Les filles s'empressèrent de lui obéir – on ne discutait pas avec Natasha Romanoff. Jamais. – à l'exception de la petite bande de Morse, qui se resserra autour de sa reine, les sourcils froncés.

La Russe esquissa un sourire carnassier. C'était parfait. Ainsi, les sous-fifres elles-mêmes seraient témoins de l'humiliation de leur maîtresse.
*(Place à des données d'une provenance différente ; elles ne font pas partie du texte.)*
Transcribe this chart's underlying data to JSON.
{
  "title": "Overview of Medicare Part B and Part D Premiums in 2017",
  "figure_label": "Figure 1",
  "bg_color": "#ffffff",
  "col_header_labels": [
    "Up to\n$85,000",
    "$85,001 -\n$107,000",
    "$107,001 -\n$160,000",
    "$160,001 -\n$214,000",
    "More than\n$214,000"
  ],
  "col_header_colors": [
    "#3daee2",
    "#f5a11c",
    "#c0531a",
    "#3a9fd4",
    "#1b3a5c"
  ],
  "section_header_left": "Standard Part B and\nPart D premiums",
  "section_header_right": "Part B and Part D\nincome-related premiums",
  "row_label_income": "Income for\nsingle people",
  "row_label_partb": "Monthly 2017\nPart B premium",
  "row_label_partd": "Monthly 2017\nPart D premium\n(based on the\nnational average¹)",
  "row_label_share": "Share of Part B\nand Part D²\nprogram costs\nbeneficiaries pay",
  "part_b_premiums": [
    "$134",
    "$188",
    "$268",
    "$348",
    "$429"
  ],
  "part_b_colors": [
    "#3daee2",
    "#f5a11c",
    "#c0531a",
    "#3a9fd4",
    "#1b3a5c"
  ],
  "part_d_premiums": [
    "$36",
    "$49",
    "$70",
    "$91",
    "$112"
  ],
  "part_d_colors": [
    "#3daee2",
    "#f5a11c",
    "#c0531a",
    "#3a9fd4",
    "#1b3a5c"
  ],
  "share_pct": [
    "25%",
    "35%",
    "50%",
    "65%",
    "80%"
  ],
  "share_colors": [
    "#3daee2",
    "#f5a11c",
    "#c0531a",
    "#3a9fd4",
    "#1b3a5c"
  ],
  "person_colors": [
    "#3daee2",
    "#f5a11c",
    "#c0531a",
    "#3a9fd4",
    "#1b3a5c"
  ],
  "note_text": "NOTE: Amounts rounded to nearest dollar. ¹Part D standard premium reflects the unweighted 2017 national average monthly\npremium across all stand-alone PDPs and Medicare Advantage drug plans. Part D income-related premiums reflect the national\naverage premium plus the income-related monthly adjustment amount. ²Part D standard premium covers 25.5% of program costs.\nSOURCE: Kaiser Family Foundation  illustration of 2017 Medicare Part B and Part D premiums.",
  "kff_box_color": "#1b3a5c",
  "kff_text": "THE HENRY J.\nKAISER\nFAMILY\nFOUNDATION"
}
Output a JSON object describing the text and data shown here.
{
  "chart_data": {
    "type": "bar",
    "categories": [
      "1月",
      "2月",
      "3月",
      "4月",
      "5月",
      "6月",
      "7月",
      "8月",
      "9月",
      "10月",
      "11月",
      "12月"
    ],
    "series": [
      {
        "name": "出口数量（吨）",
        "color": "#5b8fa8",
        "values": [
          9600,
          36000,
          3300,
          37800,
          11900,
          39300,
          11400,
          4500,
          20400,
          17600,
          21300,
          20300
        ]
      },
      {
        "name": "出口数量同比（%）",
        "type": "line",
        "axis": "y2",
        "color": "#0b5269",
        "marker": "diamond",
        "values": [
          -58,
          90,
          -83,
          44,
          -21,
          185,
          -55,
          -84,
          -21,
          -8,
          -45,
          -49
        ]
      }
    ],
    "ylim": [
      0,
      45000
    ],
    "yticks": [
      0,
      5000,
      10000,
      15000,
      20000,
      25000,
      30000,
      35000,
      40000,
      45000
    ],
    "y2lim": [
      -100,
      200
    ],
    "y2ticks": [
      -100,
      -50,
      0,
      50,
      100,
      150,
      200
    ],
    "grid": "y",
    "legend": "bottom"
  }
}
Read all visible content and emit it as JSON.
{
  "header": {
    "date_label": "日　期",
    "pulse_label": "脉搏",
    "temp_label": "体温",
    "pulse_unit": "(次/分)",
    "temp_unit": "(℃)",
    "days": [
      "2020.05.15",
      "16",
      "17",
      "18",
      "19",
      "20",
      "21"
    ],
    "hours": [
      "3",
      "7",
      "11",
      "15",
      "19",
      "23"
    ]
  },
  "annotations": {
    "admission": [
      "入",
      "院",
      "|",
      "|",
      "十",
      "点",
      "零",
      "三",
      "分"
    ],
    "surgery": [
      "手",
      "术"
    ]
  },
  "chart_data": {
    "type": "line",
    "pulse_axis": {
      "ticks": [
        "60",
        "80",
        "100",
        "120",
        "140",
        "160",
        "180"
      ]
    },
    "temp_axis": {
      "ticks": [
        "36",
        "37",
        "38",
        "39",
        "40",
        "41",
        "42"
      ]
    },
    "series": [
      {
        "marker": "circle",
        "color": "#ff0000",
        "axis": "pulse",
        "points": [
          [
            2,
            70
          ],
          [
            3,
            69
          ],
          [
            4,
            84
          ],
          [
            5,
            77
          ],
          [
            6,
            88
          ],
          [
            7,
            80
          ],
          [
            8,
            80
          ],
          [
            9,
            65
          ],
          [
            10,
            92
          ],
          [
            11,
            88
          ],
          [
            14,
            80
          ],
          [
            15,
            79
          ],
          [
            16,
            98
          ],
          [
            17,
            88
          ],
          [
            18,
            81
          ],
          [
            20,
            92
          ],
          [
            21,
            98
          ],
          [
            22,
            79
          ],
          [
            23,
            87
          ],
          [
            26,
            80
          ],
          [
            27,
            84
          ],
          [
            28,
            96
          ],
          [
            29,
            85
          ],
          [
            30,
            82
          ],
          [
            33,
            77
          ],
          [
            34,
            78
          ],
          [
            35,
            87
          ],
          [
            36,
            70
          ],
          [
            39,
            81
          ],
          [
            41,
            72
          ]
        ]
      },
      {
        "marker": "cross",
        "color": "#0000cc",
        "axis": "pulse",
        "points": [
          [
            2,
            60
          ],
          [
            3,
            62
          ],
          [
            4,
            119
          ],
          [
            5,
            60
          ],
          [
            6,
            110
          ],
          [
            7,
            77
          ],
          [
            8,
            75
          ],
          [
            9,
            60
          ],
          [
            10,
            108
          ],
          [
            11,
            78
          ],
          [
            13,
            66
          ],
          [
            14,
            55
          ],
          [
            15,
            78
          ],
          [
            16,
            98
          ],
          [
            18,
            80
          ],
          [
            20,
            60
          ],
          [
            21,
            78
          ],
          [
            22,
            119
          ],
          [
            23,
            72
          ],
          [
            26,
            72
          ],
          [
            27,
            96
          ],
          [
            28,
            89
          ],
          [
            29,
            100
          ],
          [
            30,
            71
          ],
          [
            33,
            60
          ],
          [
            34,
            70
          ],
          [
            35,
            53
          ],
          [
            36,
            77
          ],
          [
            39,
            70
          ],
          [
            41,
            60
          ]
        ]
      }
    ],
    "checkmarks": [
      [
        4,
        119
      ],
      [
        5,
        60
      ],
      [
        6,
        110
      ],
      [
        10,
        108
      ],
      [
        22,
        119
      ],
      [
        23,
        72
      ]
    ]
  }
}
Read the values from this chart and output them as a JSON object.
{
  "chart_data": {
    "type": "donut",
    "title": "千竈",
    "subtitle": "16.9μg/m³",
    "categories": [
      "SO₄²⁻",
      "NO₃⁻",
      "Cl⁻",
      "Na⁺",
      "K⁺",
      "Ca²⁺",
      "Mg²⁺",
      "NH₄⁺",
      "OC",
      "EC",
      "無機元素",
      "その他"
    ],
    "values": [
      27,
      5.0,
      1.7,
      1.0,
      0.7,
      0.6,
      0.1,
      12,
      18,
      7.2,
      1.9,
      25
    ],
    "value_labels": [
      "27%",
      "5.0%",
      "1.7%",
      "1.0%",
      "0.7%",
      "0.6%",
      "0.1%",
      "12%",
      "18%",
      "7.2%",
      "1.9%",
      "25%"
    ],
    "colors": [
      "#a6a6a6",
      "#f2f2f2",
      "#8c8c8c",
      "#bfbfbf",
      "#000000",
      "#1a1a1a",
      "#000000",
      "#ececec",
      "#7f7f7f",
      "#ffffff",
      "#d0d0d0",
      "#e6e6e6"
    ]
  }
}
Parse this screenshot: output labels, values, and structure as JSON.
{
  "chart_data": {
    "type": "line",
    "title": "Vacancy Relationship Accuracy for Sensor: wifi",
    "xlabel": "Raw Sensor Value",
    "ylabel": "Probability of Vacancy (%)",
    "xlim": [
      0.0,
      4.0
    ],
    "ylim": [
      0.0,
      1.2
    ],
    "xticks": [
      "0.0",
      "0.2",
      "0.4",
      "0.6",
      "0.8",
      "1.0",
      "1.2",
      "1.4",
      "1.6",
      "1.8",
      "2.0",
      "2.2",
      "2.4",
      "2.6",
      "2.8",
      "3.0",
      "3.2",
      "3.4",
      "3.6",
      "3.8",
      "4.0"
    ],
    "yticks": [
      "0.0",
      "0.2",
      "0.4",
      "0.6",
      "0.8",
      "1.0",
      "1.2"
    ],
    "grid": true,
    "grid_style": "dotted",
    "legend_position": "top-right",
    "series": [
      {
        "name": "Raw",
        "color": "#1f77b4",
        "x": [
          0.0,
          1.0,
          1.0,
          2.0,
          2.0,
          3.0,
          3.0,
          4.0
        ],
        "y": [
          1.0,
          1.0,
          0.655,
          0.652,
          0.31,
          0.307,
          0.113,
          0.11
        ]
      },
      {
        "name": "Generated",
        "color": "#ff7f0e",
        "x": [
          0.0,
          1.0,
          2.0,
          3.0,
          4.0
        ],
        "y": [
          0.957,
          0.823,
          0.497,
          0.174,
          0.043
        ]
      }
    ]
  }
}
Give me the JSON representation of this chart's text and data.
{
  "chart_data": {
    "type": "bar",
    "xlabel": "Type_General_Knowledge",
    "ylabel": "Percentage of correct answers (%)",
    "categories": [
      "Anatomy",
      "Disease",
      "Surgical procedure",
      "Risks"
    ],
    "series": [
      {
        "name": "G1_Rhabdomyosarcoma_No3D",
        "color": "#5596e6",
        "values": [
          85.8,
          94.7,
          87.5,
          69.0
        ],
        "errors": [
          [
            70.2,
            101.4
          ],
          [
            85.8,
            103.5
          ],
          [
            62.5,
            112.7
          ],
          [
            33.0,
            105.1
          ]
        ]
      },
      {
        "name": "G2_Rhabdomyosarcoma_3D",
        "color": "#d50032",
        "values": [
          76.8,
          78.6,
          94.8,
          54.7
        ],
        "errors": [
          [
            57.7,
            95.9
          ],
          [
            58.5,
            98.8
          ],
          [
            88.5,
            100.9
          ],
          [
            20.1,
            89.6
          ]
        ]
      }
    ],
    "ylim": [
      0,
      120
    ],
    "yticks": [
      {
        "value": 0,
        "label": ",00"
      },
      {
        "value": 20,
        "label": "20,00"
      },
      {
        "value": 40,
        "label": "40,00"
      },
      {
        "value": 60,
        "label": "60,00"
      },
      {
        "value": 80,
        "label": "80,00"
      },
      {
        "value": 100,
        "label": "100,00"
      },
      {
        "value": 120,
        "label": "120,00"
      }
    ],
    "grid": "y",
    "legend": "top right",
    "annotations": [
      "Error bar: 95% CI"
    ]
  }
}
Natasha s'approcha en roulant des hanches, tandis que Bobbi rangeait prudemment son tube de gloss dans son sac. La brune, juchée sur ses talons hauts, dominait la rousse d'une bonne tête, mais cela ne parut pas l'émouvoir. Pas plus que le fait de s'adresser à une Bobbi à moitié nue, drapée dans sa petite culotte et son soutien-gorge en dentelle.

Au lieu de ça, le sourire de Natasha s'élargit, comme une grimace de clown. Morse recula d'un pas. Elle était vicieuse et méchante, très bien, mais pas folle. Elle savait reconnaître la puissance d'une adversaire.

Sans prononcer un mot, la rousse s'arrêta à deux centimètres à peine de la poitrine de Bobbi. Ses yeux verts fouillèrent le regard de la brune, qui tentait tant bien que mal de maintenir son masque hautain, malgré la peur qui commençait à faire flancher ses genoux et ramollir son estomac. Elle connaissait la réputation de Romanoff. Non seulement cette fille avait un regard à vous changer en pierre, mais en plus, des rumeurs disaient qu'elle avait repris l'organisation illégale de son petit ami, Alexi Shostakov, mort en de mystérieuses circonstances, et qu'à présent elle était à la tête d'un gang de mafieux sans scrupules, qui faisaient aussi bien des affaires avec des Mexicains indépendantistes que des politiciens et des investisseurs véreux. Pas exactement le genre de personne que Bobbi, malgré sa mégalomanie, voulait se mettre à dos.

Natasha attrapa brutalement le cabas en écailles de crocodile véritables et le flanqua au sol. Sans quitter l'autre des yeux, elle le piétina consciencieusement, ses talons aiguilles perçant, déchirant et lacérant le cuir de luxe, savourant de tout son être l'expression horrifiée de Morse et de ses minions. Quand le sac Fendi fut réduit à l'état de carpette élimée, elle recula d'un pas et sourit. Un vrai, beau, grand sourire de psychopathe. Puis elle se pencha en avant – jubilant devant le brusque sursaut de recul que Bobbi avait eu – et souffla, ses boucles écarlates lui donnant un air démoniaque :

« Si tu reparles à Bruce, ne serait-ce que pour lui demander sa gomme, ce sera plus que ton sac que je piétinerai. »

Puis Natasha quitta le vestiaire dans un tourbillon de cuir noir, laissant la porte claquer sur les figures médusées et horrifiées de Morse et sa cour – parce que c'était Natasha, et qu'elle avait toujours su soigner ses sorties. Et ses entrées aussi, d'ailleurs. Et puis tout ce qu'il y avait au milieu.

~ . ~

Victor Shade avait les mains posées bien à plat sur le comptoir de la documentaliste. Il avait son éternel sourire paisible aux lèvres, son éternel polo de golf, son éternel pantalon de velours côtelé et ses éternels mocassins en cuir. À vrai dire, s'il n'y avait pas eu son visage juvénile, il aurait plus ressemblé à un doyen d'université qu'à un lycéen de dernière année.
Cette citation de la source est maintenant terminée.